And business is booming. Since his December 2011 speech in Osawatamie, Kan., President Obama has made income inequality the centerpiece of his economic agenda. Two years later, after de Blasio’s victory and during a spate of favorable coverage for de Blasio and Sen. Elizabeth Warren (D., Mass.), President Obama gave a second speech, calling inequality the "defining challenge of our time," and pledging "for the rest of my presidency" to "focus all our efforts" on narrowing the income gap. The speech was made in conjunction with the opening of a new think tank, the Center for Equitable Growth.

Chaired by John Podesta, the former lobbyist and D.C. power player who will join the White House in January, the Center for Equitable Growth is housed at another Podesta think tank, the Center for American Progress, which we now know receives funding from corporations, lobbying firms, and affiliates of foreign governments. Income inequality is the star around which an entire constellation of institutions and money revolves. It drives more than debate. It drives careers. Think of all of the jobs that depend on inequality, all of the foundation directors, program officers, grant writers, economists, authors, public servants, and MSNBC hosts whose ability to pay the mortgage or rent, to travel, to enjoy the professional life in D.C. and New York would be diminished greatly if income inequality vanished overnight.

The sheer number of Americans dependent on inequality may be one reason why it is so deeply embedded in our public conscience. That income inequality may be overstated, as made painstakingly and empirically clear by sociologist Scott Winship; that income inequality may be less important a problem than the moribund job market, as argued by liberal foodie Ezra Klein; that the politics of inequality may see diminishing returns in precincts outside New York and Massachusetts, as suggested by Democrats Jon Cowan and Jim Kessler—none of these ideas has made the slightest dent in the conviction of the egalitarians that the government must take action, at this moment, to rectify accidents of fortune. Nor has the tenuous relation between correcting human inequality and the purpose of constitutional government as conceived by the Founders.

The inequality business must serve some larger purpose, some function beyond keeping you busy, salving the moral sense, and calming anxieties of status. I do not mean to suggest that income inequality is not real, or that wages are not stagnant, or that mobility is impaired, or that the people who care about these issues are insincere. Of course they are sincere. But their sincerity is a shield, blinding them from the recognition that millionaire bankers and heiresses and fixers may not be the most legitimate or effective champions of equality. It prevents them from acknowledging that the administration focusing all of its efforts on combating inequality is the same administration advocating: an amnesty that would incentivize illegal immigration and drive down low-skilled wages; trade deals with mercantilist nations that would reap profit for Democratic donors and job losses for the low-skilled; a minimum wage increase that makes it less likely an unskilled teen gets his first job; an unending delay on a pipeline that would create jobs and bolster energy independence; and an all-lifestyles-are-equal social policy that offers nothing but speeches in the face of the decomposition of the nuclear family. Sincerity obscures from the egalitarians the truth of their ideal epoch, the "Great Compression" after the end of the war, a time of working fathers and stay-at-home mothers, of rampant racial and religious discrimination, of labor strife, of restricted legal immigration, of social conditions that produced a counterculture hostile to the very premises of American life.

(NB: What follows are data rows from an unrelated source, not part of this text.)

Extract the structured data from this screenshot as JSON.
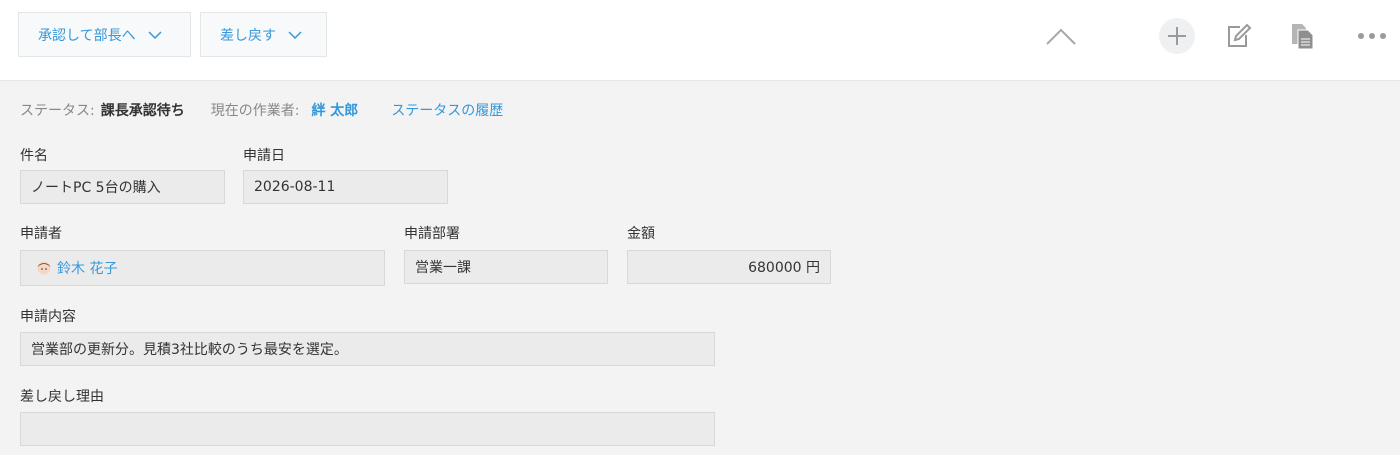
{
  "toolbar": {
    "approve_label": "承認して部長へ",
    "return_label": "差し戻す"
  },
  "icons": {
    "collapse": "chevron-up-icon",
    "add": "plus-icon",
    "edit": "edit-icon",
    "copy": "copy-icon",
    "more": "more-icon"
  },
  "status": {
    "label": "ステータス:",
    "value": "課長承認待ち",
    "assignee_label": "現在の作業者:",
    "assignee": "絆 太郎",
    "history_link": "ステータスの履歴"
  },
  "fields": {
    "subject": {
      "label": "件名",
      "value": "ノートPC 5台の購入"
    },
    "date": {
      "label": "申請日",
      "value": "2026-08-11"
    },
    "applicant": {
      "label": "申請者",
      "value": "鈴木 花子"
    },
    "department": {
      "label": "申請部署",
      "value": "営業一課"
    },
    "amount": {
      "label": "金額",
      "value": "680000 円"
    },
    "content": {
      "label": "申請内容",
      "value": "営業部の更新分。見積3社比較のうち最安を選定。"
    },
    "return_reason": {
      "label": "差し戻し理由",
      "value": ""
    }
  },
  "colors": {
    "accent": "#3498db",
    "background": "#f3f3f3",
    "field_bg": "#ebebeb"
  }
}
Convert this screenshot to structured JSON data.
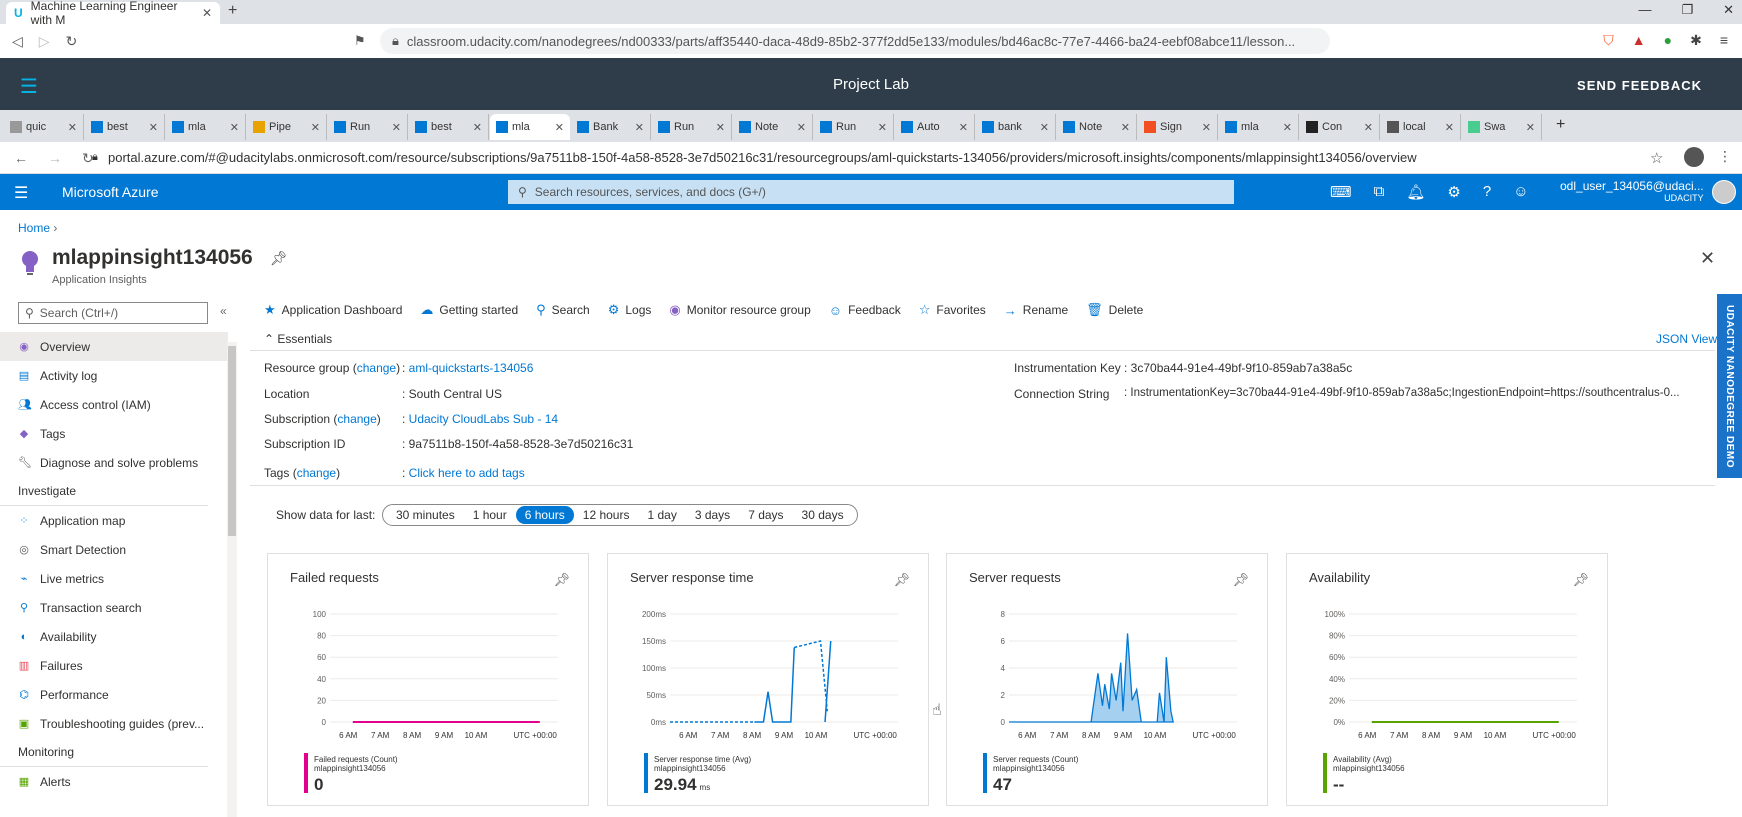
{
  "outer_browser": {
    "tab_title": "Machine Learning Engineer with M",
    "url": "classroom.udacity.com/nanodegrees/nd00333/parts/aff35440-daca-48d9-85b2-377f2dd5e133/modules/bd46ac8c-77e7-4466-ba24-eebf08abce11/lesson..."
  },
  "udacity_bar": {
    "title": "Project Lab",
    "feedback_label": "SEND FEEDBACK"
  },
  "inner_tabs": [
    "quic",
    "best",
    "mla",
    "Pipe",
    "Run",
    "best",
    "mla",
    "Bank",
    "Run",
    "Note",
    "Run",
    "Auto",
    "bank",
    "Note",
    "Sign",
    "mla",
    "Con",
    "local",
    "Swa"
  ],
  "inner_url": "portal.azure.com/#@udacitylabs.onmicrosoft.com/resource/subscriptions/9a7511b8-150f-4a58-8528-3e7d50216c31/resourcegroups/aml-quickstarts-134056/providers/microsoft.insights/components/mlappinsight134056/overview",
  "azure": {
    "brand": "Microsoft Azure",
    "search_placeholder": "Search resources, services, and docs (G+/)",
    "user_name": "odl_user_134056@udaci...",
    "user_org": "UDACITY"
  },
  "breadcrumb": "Home",
  "resource": {
    "title": "mlappinsight134056",
    "subtitle": "Application Insights"
  },
  "nav": {
    "search_placeholder": "Search (Ctrl+/)",
    "items": [
      "Overview",
      "Activity log",
      "Access control (IAM)",
      "Tags",
      "Diagnose and solve problems"
    ],
    "investigate_heading": "Investigate",
    "investigate_items": [
      "Application map",
      "Smart Detection",
      "Live metrics",
      "Transaction search",
      "Availability",
      "Failures",
      "Performance",
      "Troubleshooting guides (prev..."
    ],
    "monitoring_heading": "Monitoring",
    "monitoring_items": [
      "Alerts"
    ]
  },
  "commands": [
    "Application Dashboard",
    "Getting started",
    "Search",
    "Logs",
    "Monitor resource group",
    "Feedback",
    "Favorites",
    "Rename",
    "Delete"
  ],
  "essentials": {
    "heading": "Essentials",
    "json_view": "JSON View",
    "change": "change",
    "resource_group_label": "Resource group",
    "resource_group": "aml-quickstarts-134056",
    "location_label": "Location",
    "location": "South Central US",
    "subscription_label": "Subscription",
    "subscription": "Udacity CloudLabs Sub - 14",
    "subscription_id_label": "Subscription ID",
    "subscription_id": "9a7511b8-150f-4a58-8528-3e7d50216c31",
    "tags_label": "Tags",
    "tags": "Click here to add tags",
    "instrumentation_key_label": "Instrumentation Key",
    "instrumentation_key": "3c70ba44-91e4-49bf-9f10-859ab7a38a5c",
    "connection_string_label": "Connection String",
    "connection_string": "InstrumentationKey=3c70ba44-91e4-49bf-9f10-859ab7a38a5c;IngestionEndpoint=https://southcentralus-0..."
  },
  "time_range": {
    "label": "Show data for last:",
    "options": [
      "30 minutes",
      "1 hour",
      "6 hours",
      "12 hours",
      "1 day",
      "3 days",
      "7 days",
      "30 days"
    ],
    "selected": "6 hours"
  },
  "x_ticks": [
    "6 AM",
    "7 AM",
    "8 AM",
    "9 AM",
    "10 AM",
    "UTC +00:00"
  ],
  "cards": [
    {
      "title": "Failed requests",
      "legend1": "Failed requests (Count)",
      "legend2": "mlappinsight134056",
      "value": "0",
      "unit": "",
      "color": "#e3008c",
      "yticks": [
        "100",
        "80",
        "60",
        "40",
        "20",
        "0"
      ]
    },
    {
      "title": "Server response time",
      "legend1": "Server response time (Avg)",
      "legend2": "mlappinsight134056",
      "value": "29.94",
      "unit": "ms",
      "color": "#0078d4",
      "yticks": [
        "200ms",
        "150ms",
        "100ms",
        "50ms",
        "0ms"
      ]
    },
    {
      "title": "Server requests",
      "legend1": "Server requests (Count)",
      "legend2": "mlappinsight134056",
      "value": "47",
      "unit": "",
      "color": "#0078d4",
      "yticks": [
        "8",
        "6",
        "4",
        "2",
        "0"
      ]
    },
    {
      "title": "Availability",
      "legend1": "Availability (Avg)",
      "legend2": "mlappinsight134056",
      "value": "--",
      "unit": "",
      "color": "#57a300",
      "yticks": [
        "100%",
        "80%",
        "60%",
        "40%",
        "20%",
        "0%"
      ]
    }
  ],
  "side_tab": "UDACITY NANODEGREE DEMO"
}
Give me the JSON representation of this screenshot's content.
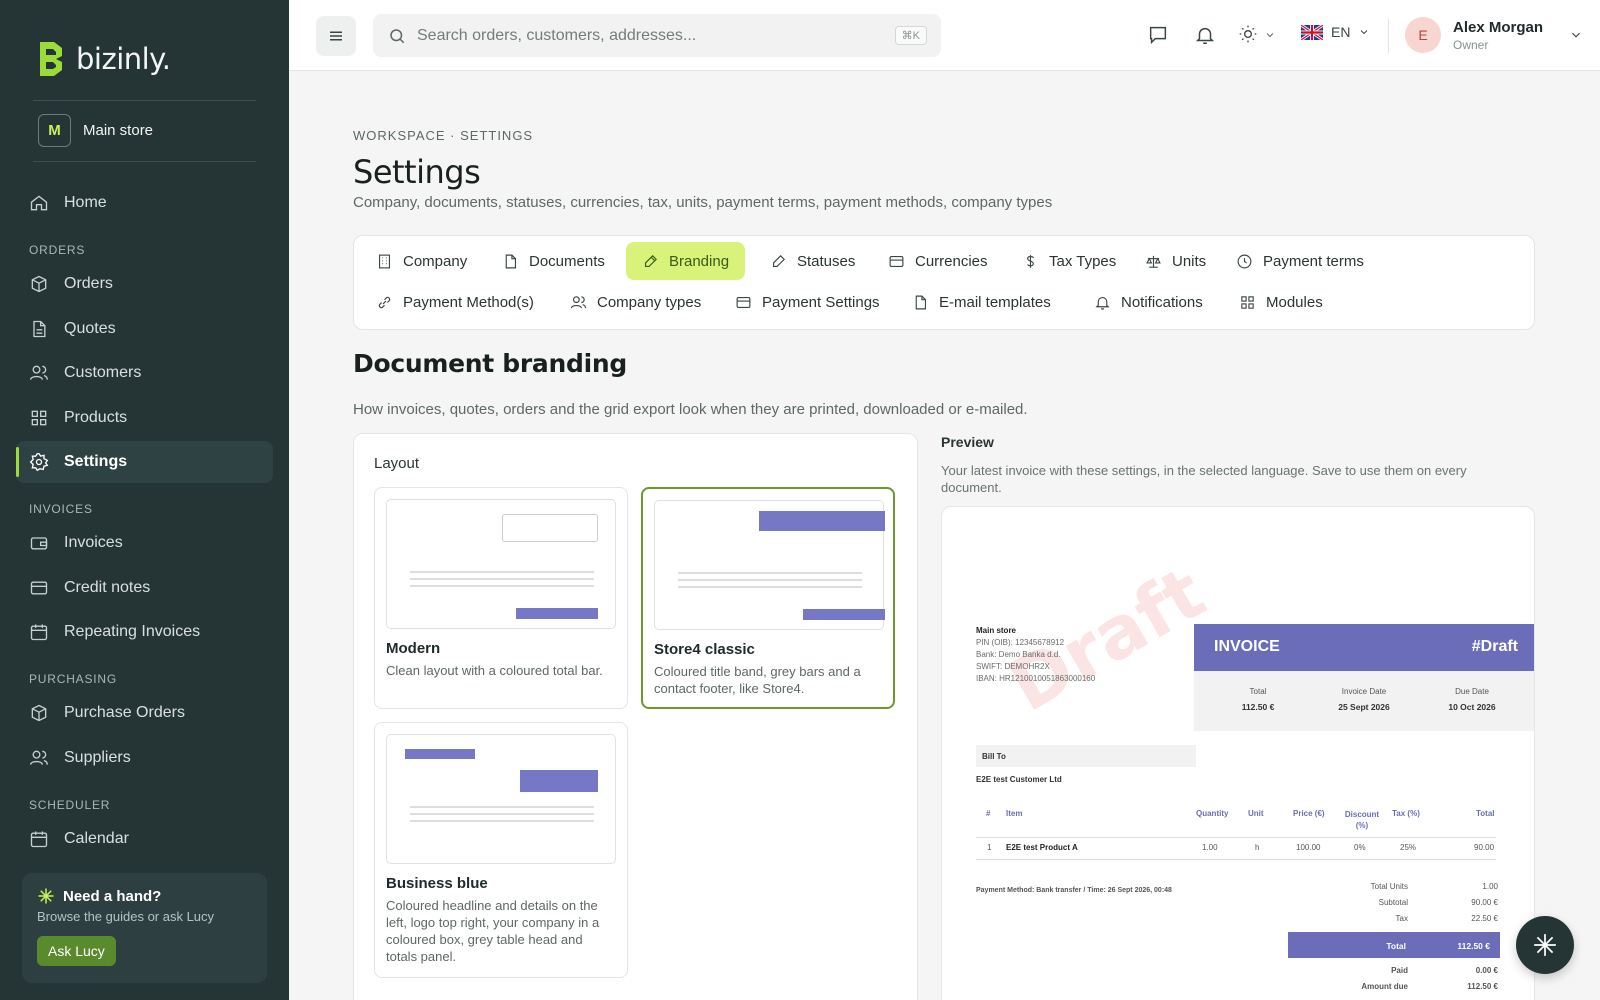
{
  "brand": {
    "name": "bizinly.",
    "accent": "#9bdc3a"
  },
  "store": {
    "initial": "M",
    "name": "Main store"
  },
  "sidebar": {
    "home": "Home",
    "sections": {
      "orders": "ORDERS",
      "invoices": "INVOICES",
      "purchasing": "PURCHASING",
      "scheduler": "SCHEDULER"
    },
    "items": {
      "orders": "Orders",
      "quotes": "Quotes",
      "customers": "Customers",
      "products": "Products",
      "settings": "Settings",
      "invoices": "Invoices",
      "credit_notes": "Credit notes",
      "repeating": "Repeating Invoices",
      "purchase_orders": "Purchase Orders",
      "suppliers": "Suppliers",
      "calendar": "Calendar"
    },
    "help": {
      "title": "Need a hand?",
      "subtitle": "Browse the guides or ask Lucy",
      "button": "Ask Lucy"
    }
  },
  "topbar": {
    "search_placeholder": "Search orders, customers, addresses...",
    "shortcut": "⌘K",
    "language": "EN",
    "user": {
      "initial": "E",
      "name": "Alex Morgan",
      "role": "Owner"
    }
  },
  "page": {
    "breadcrumb": "WORKSPACE · SETTINGS",
    "title": "Settings",
    "subtitle": "Company, documents, statuses, currencies, tax, units, payment terms, payment methods, company types"
  },
  "tabs": {
    "company": "Company",
    "documents": "Documents",
    "branding": "Branding",
    "statuses": "Statuses",
    "currencies": "Currencies",
    "tax_types": "Tax Types",
    "units": "Units",
    "payment_terms": "Payment terms",
    "payment_methods": "Payment Method(s)",
    "company_types": "Company types",
    "payment_settings": "Payment Settings",
    "email_templates": "E-mail templates",
    "notifications": "Notifications",
    "modules": "Modules"
  },
  "branding": {
    "title": "Document branding",
    "subtitle": "How invoices, quotes, orders and the grid export look when they are printed, downloaded or e-mailed.",
    "layout_label": "Layout",
    "options": {
      "modern": {
        "name": "Modern",
        "desc": "Clean layout with a coloured total bar."
      },
      "store4": {
        "name": "Store4 classic",
        "desc": "Coloured title band, grey bars and a contact footer, like Store4."
      },
      "business": {
        "name": "Business blue",
        "desc": "Coloured headline and details on the left, logo top right, your company in a coloured box, grey table head and totals panel."
      }
    },
    "selected": "store4"
  },
  "preview": {
    "label": "Preview",
    "subtitle": "Your latest invoice with these settings, in the selected language. Save to use them on every document.",
    "watermark": "Draft",
    "invoice": {
      "from": {
        "name": "Main store",
        "pin": "PIN (OIB): 12345678912",
        "bank": "Bank: Demo Banka d.d.",
        "swift": "SWIFT: DEMOHR2X",
        "iban": "IBAN: HR1210010051863000160"
      },
      "title": "INVOICE",
      "number": "#Draft",
      "meta": [
        {
          "label": "Total",
          "value": "112.50 €"
        },
        {
          "label": "Invoice Date",
          "value": "25 Sept 2026"
        },
        {
          "label": "Due Date",
          "value": "10 Oct 2026"
        }
      ],
      "bill_to_label": "Bill To",
      "bill_to": "E2E test Customer Ltd",
      "columns": {
        "num": "#",
        "item": "Item",
        "qty": "Quantity",
        "unit": "Unit",
        "price": "Price (€)",
        "discount": "Discount (%)",
        "tax": "Tax (%)",
        "total": "Total"
      },
      "rows": [
        {
          "num": "1",
          "item": "E2E test Product A",
          "qty": "1.00",
          "unit": "h",
          "price": "100.00",
          "discount": "0%",
          "tax": "25%",
          "total": "90.00"
        }
      ],
      "payment_line": "Payment Method: Bank transfer  / Time: 26 Sept 2026, 00:48",
      "totals": {
        "units_label": "Total Units",
        "units": "1.00",
        "subtotal_label": "Subtotal",
        "subtotal": "90.00 €",
        "tax_label": "Tax",
        "tax": "22.50 €",
        "total_label": "Total",
        "total": "112.50 €",
        "paid_label": "Paid",
        "paid": "0.00 €",
        "due_label": "Amount due",
        "due": "112.50 €"
      }
    }
  }
}
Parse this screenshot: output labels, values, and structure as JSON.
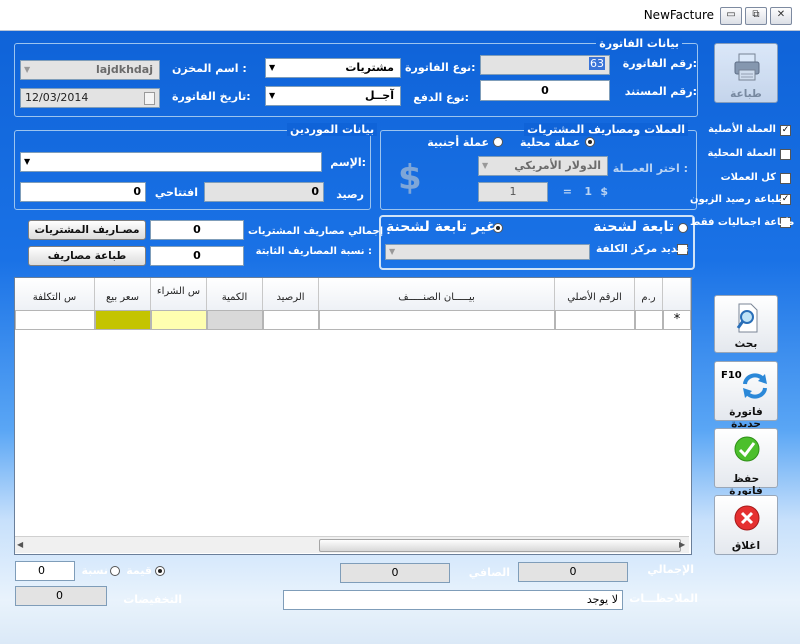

Political rhetoric has a habit of masking reality. "Gods, whether of Progress or the Old Testament, ghosts of saintly, or revolutionary, ancestors, abstracted moral imperatives, ideals cut wholly off from mere earth and mankind, utopias beckoning from the marshes of their never-never-land—these, and not the facts of social life together with probable generalizations based on those facts, exercise the final controls over arguments and conclusions," wrote James Burnham in The Machiavellians. "Political analysis becomes, like other dreams, the expression of human wish or the admission of practical failure." The desire for income equality is such an abstracted moral imperative, an ideal cut wholly off from mere earth and mankind. It is an expression of a human wish.

What the income inequality debate is about is not social justice but social rule. It is about power, about who wields it and to what purposes, and the slogans and statistics that appear in the papers are the weapons by which a caste of liberals organizes its political coalition and vanquishes its opposites.

Those opposites—the industrial giants, the conservative Masters of the Universe, the extractors of carbon, the Rotarians, the small-town Christians—are defenseless. They have no answer to the problem of inequality because they have never thought it to be a problem. To them it is a condition. But they had better develop an answer to the inequality business soon. What that answer is, I have only the faintest idea. But I do not doubt it would make for an informative segment on Katie.